Dr. Ogawa is the author of a number of book chapters and journal articles as well as the following books: Walking on Eggshells: Practical Counseling for Women In or Leaving An Abusive Relationship (Kendall Hunt); To Tell the Truth (Volcano Press; Denver Children’s Museum Edition), written to assist child victims through the criminal justice system; Color of Justice, 2nd Edition (Allyn and Bacon), regarded as the landmark study on minority crime victimization; A River to Live By: The 12 Life Principles of Morita Therapy (Xlibris/Random House); and Desire for Life: The Practitioner’s Introduction to Morita Therapy for the Treatment of Anxiety Disorders (Xlibris/Pearson).
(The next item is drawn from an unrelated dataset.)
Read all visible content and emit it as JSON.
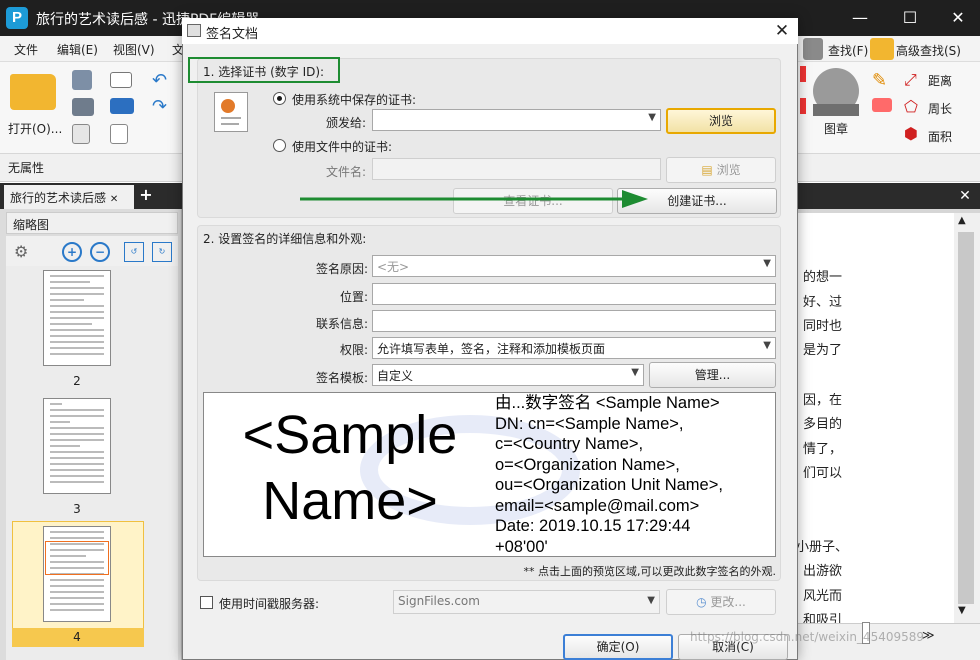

Keynote Title: Radical Healing: The Role of Counseling Centers in Promoting Wellbeing and Social Justice
The hard truth about oppression in all of its forms is the capacity to leave scars for those who are dehumanized. Despite these social realities, people persist and thrive. Counseling Centers can play a role in healing such scars by working to transform college campuses to challenge the reproduction of oppression and to promote radical healing. In this presentation, I define radical healing or the process in which wellbeing is promoted through creating social justice spaces. Radical healing fosters justice, a sense of connection and belonging, struggle and resilience, self-knowledge, and hope. Practices to assist in radical healing at the system, group, and individual levels also will be discussed.
Dr. Neville's Biography
Dr. Helen Neville is a professor of Educational Psychology and African American Studies at the University of Illinois at Urbana-Champaign. She currently chairs the counseling psychology program and in the past she was a Provost Fellow at the same institution. Prior to coming to Illinois, she was on the faculty in Psychology, Educational and Counseling Psychology, and Black Studies at the University of Missouri-Columbia where she co-founded and co-directed the Center for Multicultural Research, Training, and Consultation. She is the president-elect of the Society of the Psychological Study of Culture, Ethnicity and Race (APA Division 45), the lead editor of the Handbook of African American Psychology, and a past Associate Editor of The Counseling Psychologist and of the Journal of Black Psychology. Dr. Neville has been recognized for her research, teaching, and mentoring efforts including receiving the American Psychological Association (APA) Graduate Students Kenneth and Mamie Clark Award for Outstanding Contribution to the Professional Development of Ethnic Minority Graduate Students and the Charles and Shirley Thomas Award for mentoring and contributions to African American students and community. She was also honored with the Association of Black Psychologists’ Distinguished Psychologist of the Year award and the Dalmas Taylor Distinguished Scholar award.